Kth Smallest Element in Unsorted Array

时间:2021-12-11 03:22:39

(referrence: GeeksforGeeks, Kth Largest Element in Array)

This is a common algorithm problem appearing in interviews.

There are four basic solutions.

Solution 1 -- Sort First

A Simple Solution is to sort the given array using a O(n log n) sorting algorithm like Merge Sort,Heap Sort, etc and return the element at index k-1 in the sorted array. Time Complexity of this solution is O(n log n).

Java Arrays.sort()

 public class Solution{
public int findKthSmallest(int[] nums, int k) {
Arrays.sort(nums);
return nums[k];
}
}

Solution 2 -- Construct Min Heap

A simple optomization is to create a Min Heap of the given n elements and call extractMin() k times.

To build a heap, time complexity is O(n). So total time complexity is O(n + k log n).

Java Priority Queue

Using PriorityQueue(Collection<? extends E> c), we can construct a heap from array or other object in linear time.

By defaule, it will create a min-heap.

Example

 public int generateHeap(int[] nums) {
int length = nums.length;
Integer[] newArray = new Integer[length];
for (int i = 0; i < length; i++)
newArray[i] = (Integer)nums[i];
PriorityQueue<Integer> pq = new PriorityQueue<Integer>(Arrays.asList(newArray));
}

Comparator example

Comparator cmp = Colletions.reverseOrder();

Solution 3 -- Use Max Heap

1. Build a max-heap of size k. Put nums[0] to nums[k - 1] to heap.

2. For each element after nums[k - 1], compare it with root of heap.
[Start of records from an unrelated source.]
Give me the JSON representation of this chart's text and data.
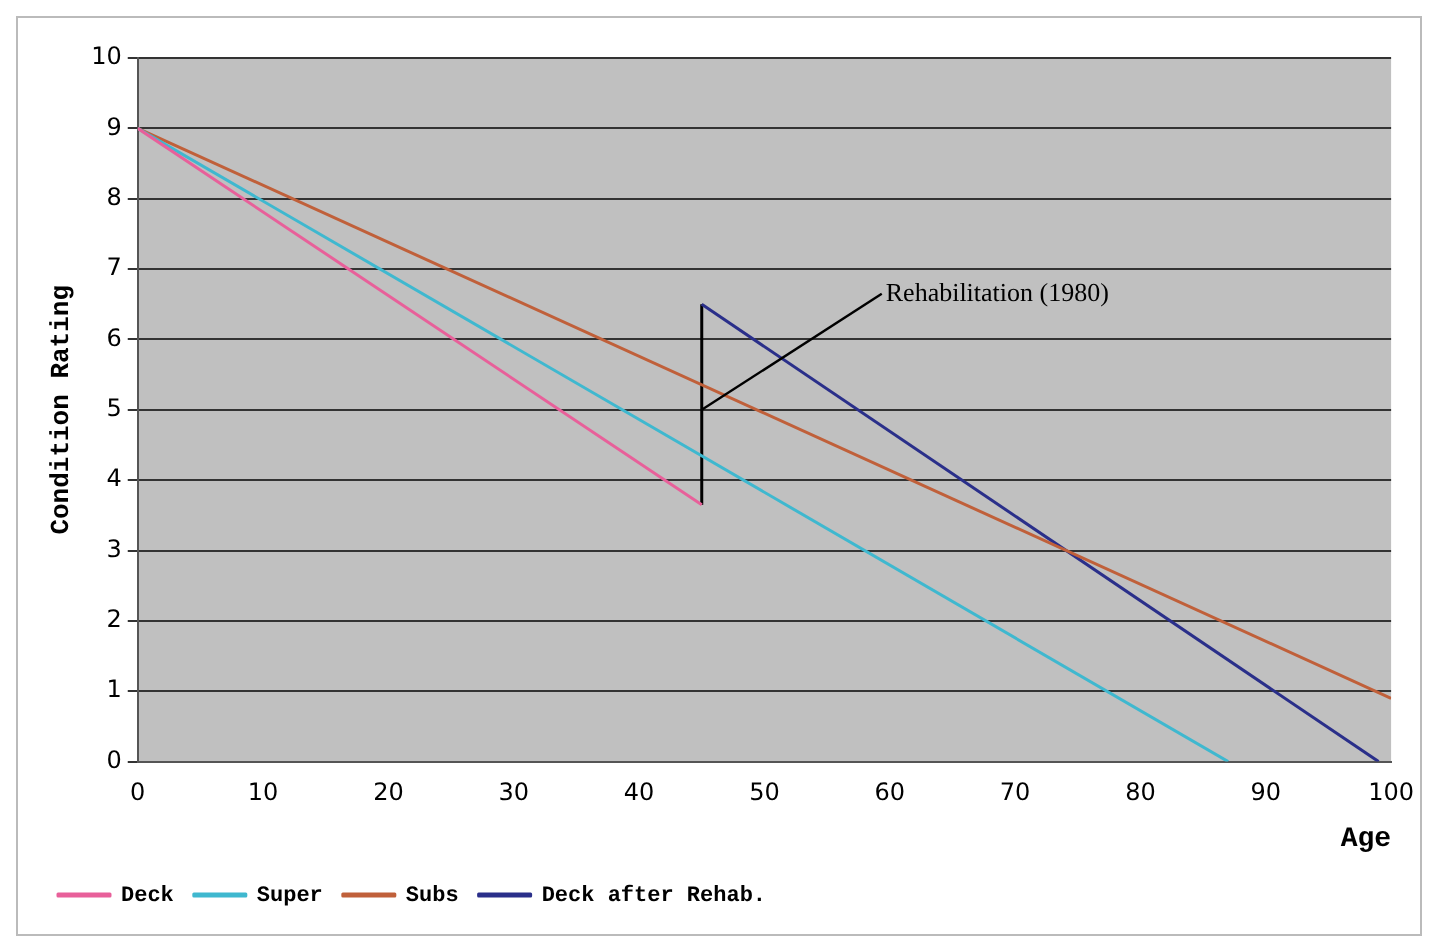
{
  "chart_data": {
    "type": "line",
    "xlabel": "Age",
    "ylabel": "Condition Rating",
    "xlim": [
      0,
      100
    ],
    "xticks": [
      0,
      10,
      20,
      30,
      40,
      50,
      60,
      70,
      80,
      90,
      100
    ],
    "ylim": [
      0,
      10
    ],
    "yticks": [
      0,
      1,
      2,
      3,
      4,
      5,
      6,
      7,
      8,
      9,
      10
    ],
    "grid": "y",
    "legend": "bottom left",
    "marker": "none",
    "line_style": "solid",
    "series": [
      {
        "name": "Deck",
        "color": "#e8609a",
        "x": [
          0,
          45
        ],
        "values": [
          9,
          3.65
        ]
      },
      {
        "name": "Super",
        "color": "#3fb8cf",
        "x": [
          0,
          87
        ],
        "values": [
          9,
          0
        ]
      },
      {
        "name": "Subs",
        "color": "#c0603a",
        "x": [
          0,
          100
        ],
        "values": [
          9,
          0.9
        ]
      },
      {
        "name": "Deck after Rehab.",
        "color": "#2a2f8a",
        "x": [
          45,
          99
        ],
        "values": [
          6.5,
          0
        ]
      },
      {
        "color": "#000000",
        "x": [
          45,
          45
        ],
        "values": [
          3.65,
          6.5
        ]
      }
    ],
    "annotations": [
      {
        "text": "Rehabilitation (1980)",
        "x": 45,
        "y": 5
      }
    ]
  }
}
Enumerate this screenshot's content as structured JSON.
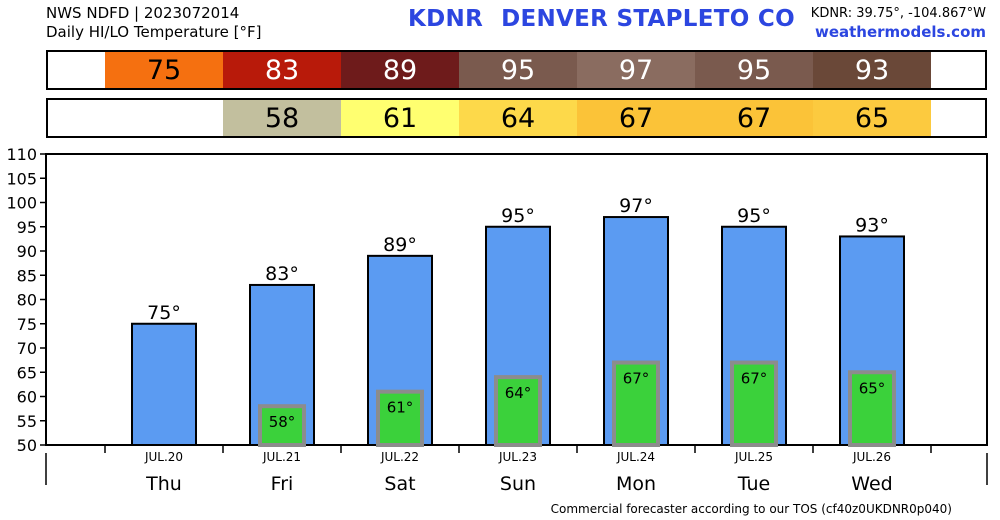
{
  "header": {
    "line1": "NWS NDFD | 2023072014",
    "line2": "Daily HI/LO Temperature [°F]",
    "station_id": "KDNR",
    "station_name": "DENVER STAPLETO CO",
    "coords": "KDNR: 39.75°, -104.867°W",
    "site": "weathermodels.com"
  },
  "strips": {
    "hi": [
      {
        "day_index": 0,
        "value": "75",
        "bg": "#f57010",
        "fg": "#000000"
      },
      {
        "day_index": 1,
        "value": "83",
        "bg": "#b81a0a",
        "fg": "#ffffff"
      },
      {
        "day_index": 2,
        "value": "89",
        "bg": "#6e1b1b",
        "fg": "#ffffff"
      },
      {
        "day_index": 3,
        "value": "95",
        "bg": "#7a5a4e",
        "fg": "#ffffff"
      },
      {
        "day_index": 4,
        "value": "97",
        "bg": "#8a6c60",
        "fg": "#ffffff"
      },
      {
        "day_index": 5,
        "value": "95",
        "bg": "#7a5a4e",
        "fg": "#ffffff"
      },
      {
        "day_index": 6,
        "value": "93",
        "bg": "#6a4838",
        "fg": "#ffffff"
      }
    ],
    "lo": [
      {
        "day_index": 1,
        "value": "58",
        "bg": "#c2bf9e",
        "fg": "#000000"
      },
      {
        "day_index": 2,
        "value": "61",
        "bg": "#ffff70",
        "fg": "#000000"
      },
      {
        "day_index": 3,
        "value": "64",
        "bg": "#fdd94a",
        "fg": "#000000"
      },
      {
        "day_index": 4,
        "value": "67",
        "bg": "#fbc338",
        "fg": "#000000"
      },
      {
        "day_index": 5,
        "value": "67",
        "bg": "#fbc338",
        "fg": "#000000"
      },
      {
        "day_index": 6,
        "value": "65",
        "bg": "#fcca3f",
        "fg": "#000000"
      }
    ]
  },
  "chart_data": {
    "type": "bar",
    "categories": [
      "Thu",
      "Fri",
      "Sat",
      "Sun",
      "Mon",
      "Tue",
      "Wed"
    ],
    "dates": [
      "JUL.20",
      "JUL.21",
      "JUL.22",
      "JUL.23",
      "JUL.24",
      "JUL.25",
      "JUL.26"
    ],
    "series": [
      {
        "values": [
          75,
          83,
          89,
          95,
          97,
          95,
          93
        ],
        "labels": [
          "75°",
          "83°",
          "89°",
          "95°",
          "97°",
          "95°",
          "93°"
        ],
        "color": "#5b9bf2"
      },
      {
        "values": [
          null,
          58,
          61,
          64,
          67,
          67,
          65
        ],
        "labels": [
          "",
          "58°",
          "61°",
          "64°",
          "67°",
          "67°",
          "65°"
        ],
        "color": "#3bd13b"
      }
    ],
    "ylim": [
      50,
      110
    ],
    "yticks": [
      50,
      55,
      60,
      65,
      70,
      75,
      80,
      85,
      90,
      95,
      100,
      105,
      110
    ],
    "ytick_labels": [
      "50",
      "55",
      "60",
      "65",
      "70",
      "75",
      "80",
      "85",
      "90",
      "95",
      "100",
      "105",
      "110"
    ],
    "grid": false
  },
  "footer": "Commercial forecaster according to our TOS (cf40z0UKDNR0p040)"
}
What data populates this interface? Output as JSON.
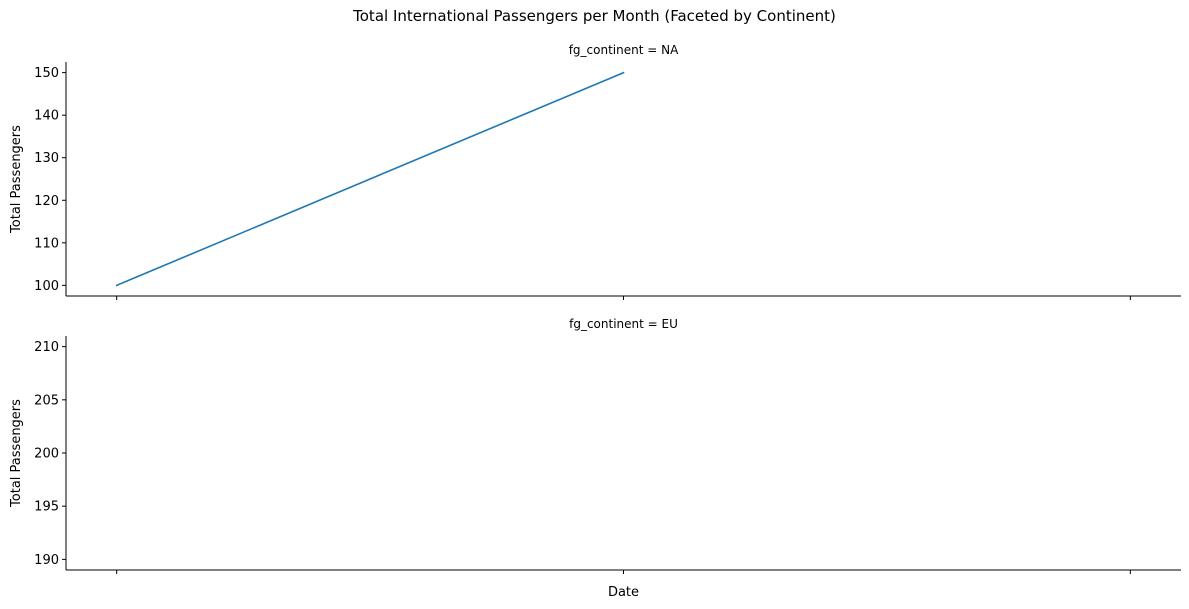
{
  "title": "Total International Passengers per Month (Faceted by Continent)",
  "colors": {
    "line": "#1f77b4",
    "axis": "#000000"
  },
  "chart_data": [
    {
      "type": "line",
      "facet_label": "fg_continent = NA",
      "title": "",
      "xlabel": "",
      "ylabel": "Total Passengers",
      "x_ticks": [
        "",
        "",
        ""
      ],
      "yticks": [
        100,
        110,
        120,
        130,
        140,
        150
      ],
      "ylim": [
        97.5,
        152.5
      ],
      "xlim": [
        -0.1,
        2.1
      ],
      "grid": false,
      "series": [
        {
          "color": "#1f77b4",
          "points": [
            {
              "x": 0,
              "y": 100
            },
            {
              "x": 1,
              "y": 150
            }
          ]
        }
      ]
    },
    {
      "type": "line",
      "facet_label": "fg_continent = EU",
      "title": "",
      "xlabel": "Date",
      "ylabel": "Total Passengers",
      "x_ticks": [
        "",
        "",
        ""
      ],
      "yticks": [
        190,
        195,
        200,
        205,
        210
      ],
      "ylim": [
        189,
        211
      ],
      "xlim": [
        -0.1,
        2.1
      ],
      "grid": false,
      "series": []
    }
  ]
}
  a. If current >= root, move on.

  b. If current <  root, remove root, put current into heap.

3. Return root.

Time complexity is O((n - k) log k).

(Java: PriorityQueue)

Kth Smallest Element in Unsorted Array

(codes)

 public class Solution {
public int findKthSmallest(int[] nums, int k) {
// Construct a max heap of size k
int length = nums.length;
PriorityQueue<Integer> pq = new PriorityQueue<Integer>(k, Collections.reverseOrder());
for (int i = 0; i < k; i++)
pq.add(nums[i]);
for (int i = k; i < length; i++) {
int current = nums[i];
int root = pq.peek();
if (current < root) {
// Remove head
pq.poll();
// Add new node
pq.add(current);
}
}
return pq.peek();
}
}

Solution 4 -- Quick Select

public class Solution {
private void swap(int[] nums, int index1, int index2) {
int tmp = nums[index1];
nums[index1] = nums[index2];
nums[index2] = tmp;
} // Pick last element as pivot
// Place all smaller elements before pivot
// Place all bigger elements after pivot
private int partition(int[] nums, int start, int end) {
int pivot = nums[end];
int currentSmaller = start - 1;
for (int i = start; i < end; i++) {
// If current element <= pivot, put it to right position
if (nums[i] <= pivot) {
currentSmaller++;
swap(nums, i, currentSmaller);
}
}
// Put pivot to right position
currentSmaller++;
swap(nums, end, currentSmaller);
return currentSmaller;
} public int quickSelect(int[] nums, int start, int end, int k) {
int pos = partition(nums, start, end)
if (pos == k - 1)
return nums[pos];
if (pos < k - 1)
return quickSelect(nums, pos + 1, end, k - (pos - start + 1));
else
return quickSelect(nums, start, pos - 1, k);
}
}

The worst case time complexity of this method is O(n2), but it works in O(n) on average.